The D-5s can do this essential trick with even more sensational clarity, beauty, power, and realism than the Overall Product of the Year Award-winning Raidho C-4.1s I reviewed in Issue 236.
But, as was also the case with the C-4.1, you do have to pay an occasional price in midbass definition and control for all this musical largesse. In a little patch between about 60Hz and 80Hz—precisely where the doublebasses in the Feria occasionally play ostinatos—the D-5s can (can, mind you) sound plumper and somewhat less well defined than they do everywhere else. (Such excess midbass is common in ported loudspeakers, and I’ll have more to say about how to deal with it in my sidebar on setup.)
Raidho’s new flagships, the D-5s don’t so much replace my previous references, the C-4.1s, which are still in the C Series line, as exceed them in technological sophistication, performance, and cost. Though the two pairs of speakers look nearly identical— tall, svelte, ported, D’Appolito floorstanders with four mid/ woofers (two on top, two on bottom), two midrange drivers (one on top, one on bottom), and a single quasi-ribbon tweeter midway between—they are, in fact, substantially different. For one thing, the C-4.1s use aluminum-oxide ceramic diaphragms for their mid/woofs and midranges; the D-5s use extremely costly diamond/carbonite ones, made for Raidho at the Physical Vapor Deposition (PVD) Laboratory of the Tribology Center of the Danish Technological Institute in Aarhus. (The Tribology Center is dedicated to finding practical commercial applications for the ideas developed at the Technological Institute. Its PVD Lab is equipped with advanced machinery capable of depositing a layer of diamond on the membranes of Raidho’s drivers. Obviously, this kind of science and the equipment needed to execute it is well beyond the means of hi-fi companies, save in Denmark, where the government and the universities work in concert with small manufacturing firms. Of course, use of the Tribology Center doesn’t come for free. Companies like Raidho have to pay a sizable fee for the services of the PVD Lab. Nonetheless, the fact that a small company can access such a state-of-the-art facility is remarkable.)
What are the advantages of diamond/carbonite diaphragms? They are harder and stiffer than diaphragms made from any other material, which means, at least in theory, that they will remain linear and distortion-free up to a much higher frequency than ceramic cones (the second hardest, stiffest material).
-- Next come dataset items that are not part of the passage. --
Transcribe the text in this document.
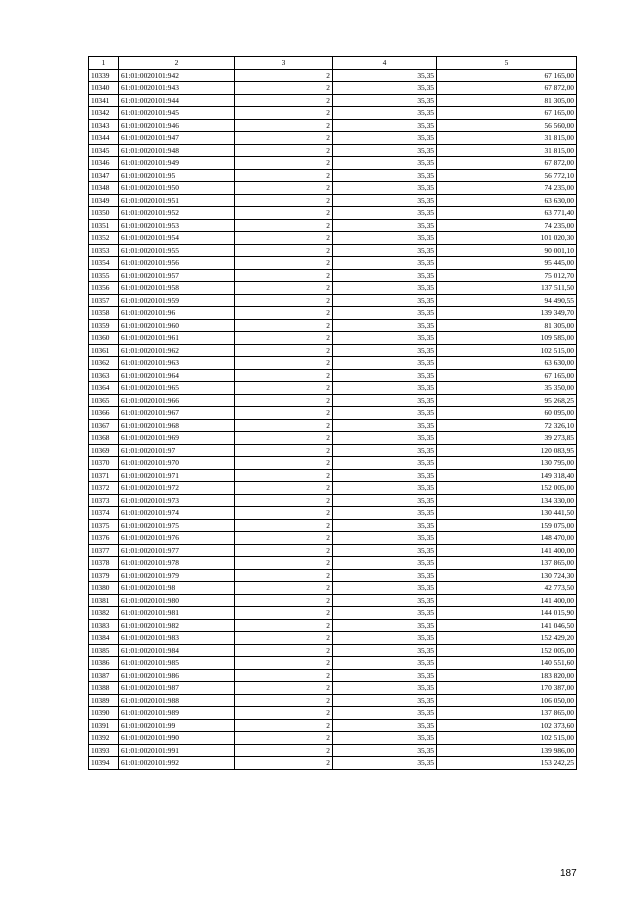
1	2	3	4	5
10339	61:01:0020101:942	2	35,35	67 165,00
10340	61:01:0020101:943	2	35,35	67 872,00
10341	61:01:0020101:944	2	35,35	81 305,00
10342	61:01:0020101:945	2	35,35	67 165,00
10343	61:01:0020101:946	2	35,35	56 560,00
10344	61:01:0020101:947	2	35,35	31 815,00
10345	61:01:0020101:948	2	35,35	31 815,00
10346	61:01:0020101:949	2	35,35	67 872,00
10347	61:01:0020101:95	2	35,35	56 772,10
10348	61:01:0020101:950	2	35,35	74 235,00
10349	61:01:0020101:951	2	35,35	63 630,00
10350	61:01:0020101:952	2	35,35	63 771,40
10351	61:01:0020101:953	2	35,35	74 235,00
10352	61:01:0020101:954	2	35,35	101 020,30
10353	61:01:0020101:955	2	35,35	90 001,10
10354	61:01:0020101:956	2	35,35	95 445,00
10355	61:01:0020101:957	2	35,35	75 012,70
10356	61:01:0020101:958	2	35,35	137 511,50
10357	61:01:0020101:959	2	35,35	94 490,55
10358	61:01:0020101:96	2	35,35	139 349,70
10359	61:01:0020101:960	2	35,35	81 305,00
10360	61:01:0020101:961	2	35,35	109 585,00
10361	61:01:0020101:962	2	35,35	102 515,00
10362	61:01:0020101:963	2	35,35	63 630,00
10363	61:01:0020101:964	2	35,35	67 165,00
10364	61:01:0020101:965	2	35,35	35 350,00
10365	61:01:0020101:966	2	35,35	95 268,25
10366	61:01:0020101:967	2	35,35	60 095,00
10367	61:01:0020101:968	2	35,35	72 326,10
10368	61:01:0020101:969	2	35,35	39 273,85
10369	61:01:0020101:97	2	35,35	120 083,95
10370	61:01:0020101:970	2	35,35	130 795,00
10371	61:01:0020101:971	2	35,35	149 318,40
10372	61:01:0020101:972	2	35,35	152 005,00
10373	61:01:0020101:973	2	35,35	134 330,00
10374	61:01:0020101:974	2	35,35	130 441,50
10375	61:01:0020101:975	2	35,35	159 075,00
10376	61:01:0020101:976	2	35,35	148 470,00
10377	61:01:0020101:977	2	35,35	141 400,00
10378	61:01:0020101:978	2	35,35	137 865,00
10379	61:01:0020101:979	2	35,35	130 724,30
10380	61:01:0020101:98	2	35,35	42 773,50
10381	61:01:0020101:980	2	35,35	141 400,00
10382	61:01:0020101:981	2	35,35	144 015,90
10383	61:01:0020101:982	2	35,35	141 046,50
10384	61:01:0020101:983	2	35,35	152 429,20
10385	61:01:0020101:984	2	35,35	152 005,00
10386	61:01:0020101:985	2	35,35	140 551,60
10387	61:01:0020101:986	2	35,35	183 820,00
10388	61:01:0020101:987	2	35,35	170 387,00
10389	61:01:0020101:988	2	35,35	106 050,00
10390	61:01:0020101:989	2	35,35	137 865,00
10391	61:01:0020101:99	2	35,35	102 373,60
10392	61:01:0020101:990	2	35,35	102 515,00
10393	61:01:0020101:991	2	35,35	139 986,00
10394	61:01:0020101:992	2	35,35	153 242,25
187
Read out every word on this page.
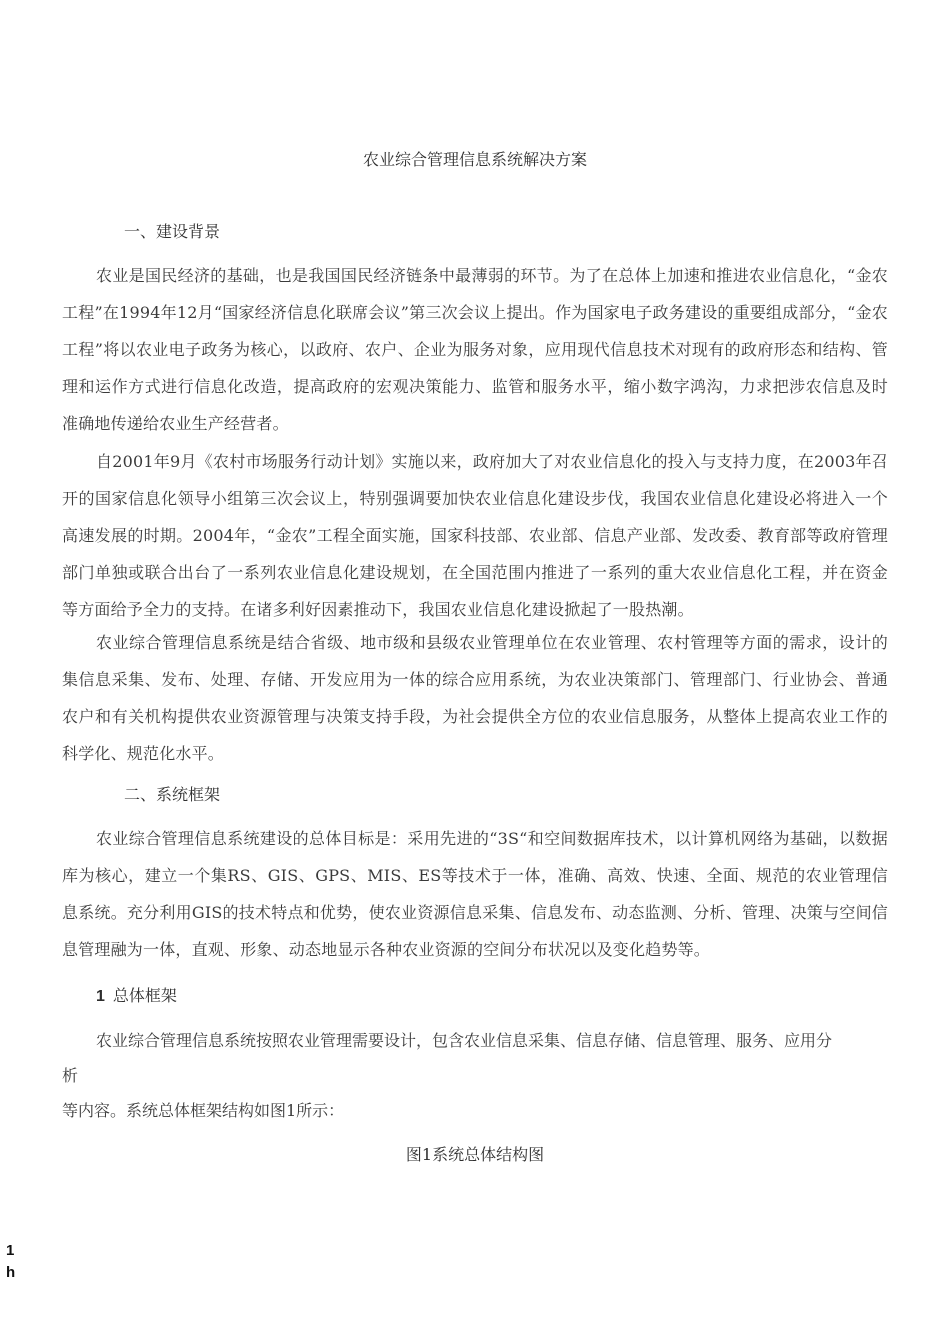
农业综合管理信息系统解决方案
一、建设背景

农业是国民经济的基础，也是我国国民经济链条中最薄弱的环节。为了在总体上加速和推进农业信息化，“金农工程”在1994年12月“国家经济信息化联席会议”第三次会议上提出。作为国家电子政务建设的重要组成部分，“金农工程”将以农业电子政务为核心，以政府、农户、企业为服务对象，应用现代信息技术对现有的政府形态和结构、管理和运作方式进行信息化改造，提高政府的宏观决策能力、监管和服务水平，缩小数字鸿沟，力求把涉农信息及时准确地传递给农业生产经营者。

自2001年9月《农村市场服务行动计划》实施以来，政府加大了对农业信息化的投入与支持力度，在2003年召开的国家信息化领导小组第三次会议上，特别强调要加快农业信息化建设步伐，我国农业信息化建设必将进入一个高速发展的时期。2004年，“金农”工程全面实施，国家科技部、农业部、信息产业部、发改委、教育部等政府管理部门单独或联合出台了一系列农业信息化建设规划，在全国范围内推进了一系列的重大农业信息化工程，并在资金等方面给予全力的支持。在诸多利好因素推动下，我国农业信息化建设掀起了一股热潮。

农业综合管理信息系统是结合省级、地市级和县级农业管理单位在农业管理、农村管理等方面的需求，设计的集信息采集、发布、处理、存储、开发应用为一体的综合应用系统，为农业决策部门、管理部门、行业协会、普通农户和有关机构提供农业资源管理与决策支持手段，为社会提供全方位的农业信息服务，从整体上提高农业工作的科学化、规范化水平。

二、系统框架

农业综合管理信息系统建设的总体目标是：采用先进的“3S“和空间数据库技术，以计算机网络为基础，以数据库为核心，建立一个集RS、GIS、GPS、MIS、ES等技术于一体，准确、高效、快速、全面、规范的农业管理信息系统。充分利用GIS的技术特点和优势，使农业资源信息采集、信息发布、动态监测、分析、管理、决策与空间信息管理融为一体，直观、形象、动态地显示各种农业资源的空间分布状况以及变化趋势等。

1 总体框架
农业综合管理信息系统按照农业管理需要设计，包含农业信息采集、信息存储、信息管理、服务、应用分
析
等内容。系统总体框架结构如图1所示：
图1系统总体结构图
1h
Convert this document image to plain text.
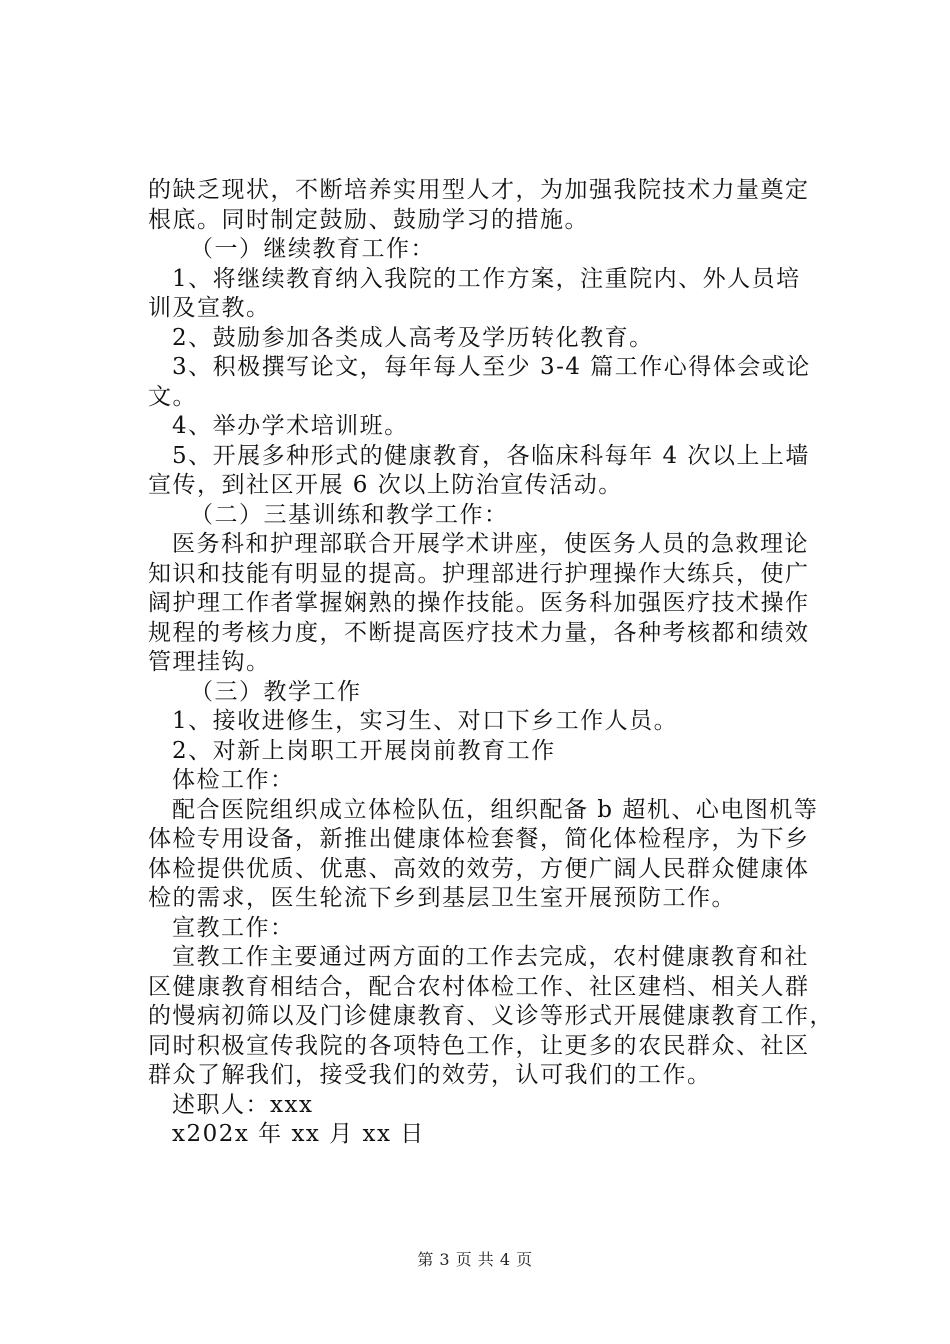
的缺乏现状，不断培养实用型人才，为加强我院技术力量奠定
根底。同时制定鼓励、鼓励学习的措施。
（一）继续教育工作：
1、将继续教育纳入我院的工作方案，注重院内、外人员培
训及宣教。
2、鼓励参加各类成人高考及学历转化教育。
3、积极撰写论文，每年每人至少 3-4 篇工作心得体会或论
文。
4、举办学术培训班。
5、开展多种形式的健康教育，各临床科每年 4 次以上上墙
宣传，到社区开展 6 次以上防治宣传活动。
（二）三基训练和教学工作：
医务科和护理部联合开展学术讲座，使医务人员的急救理论
知识和技能有明显的提高。护理部进行护理操作大练兵，使广
阔护理工作者掌握娴熟的操作技能。医务科加强医疗技术操作
规程的考核力度，不断提高医疗技术力量，各种考核都和绩效
管理挂钩。
（三）教学工作
1、接收进修生，实习生、对口下乡工作人员。
2、对新上岗职工开展岗前教育工作
体检工作：
配合医院组织成立体检队伍，组织配备 b 超机、心电图机等
体检专用设备，新推出健康体检套餐，简化体检程序，为下乡
体检提供优质、优惠、高效的效劳，方便广阔人民群众健康体
检的需求，医生轮流下乡到基层卫生室开展预防工作。
宣教工作：
宣教工作主要通过两方面的工作去完成，农村健康教育和社
区健康教育相结合，配合农村体检工作、社区建档、相关人群
的慢病初筛以及门诊健康教育、义诊等形式开展健康教育工作，
同时积极宣传我院的各项特色工作，让更多的农民群众、社区
群众了解我们，接受我们的效劳，认可我们的工作。
述职人：xxx
x202x 年 xx 月 xx 日
第 3 页 共 4 页
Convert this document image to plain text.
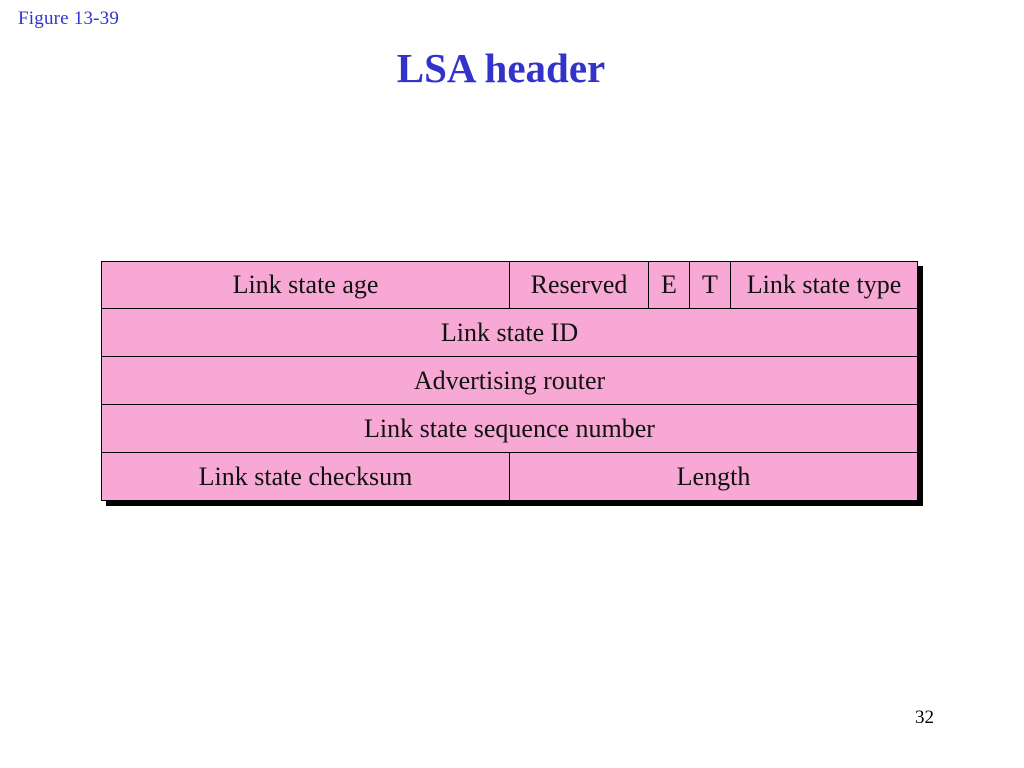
Figure 13-39
LSA header
Link state age	Reserved	E T	Link state type
Link state ID
Advertising router
Link state sequence number
Link state checksum	Length
32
Where Raidho’s C Series midrange drivers have a peak breakup of 3-4dB at 12.5kHz, its D Series midrange driver doesn’t peak at the same amplitude until well above 20kHz, a full octave higher.
Why does this improved pistonic behavior matter? Because the higher in frequency a midrange’s breakup modes fall, the less likely those modes will add distortion to the sound of the tweeter. In the case of Raidho speakers, this is especially critical, since the tweeter is an extremely low-mass sealed-ribbon, whose own distortion levels are minimal.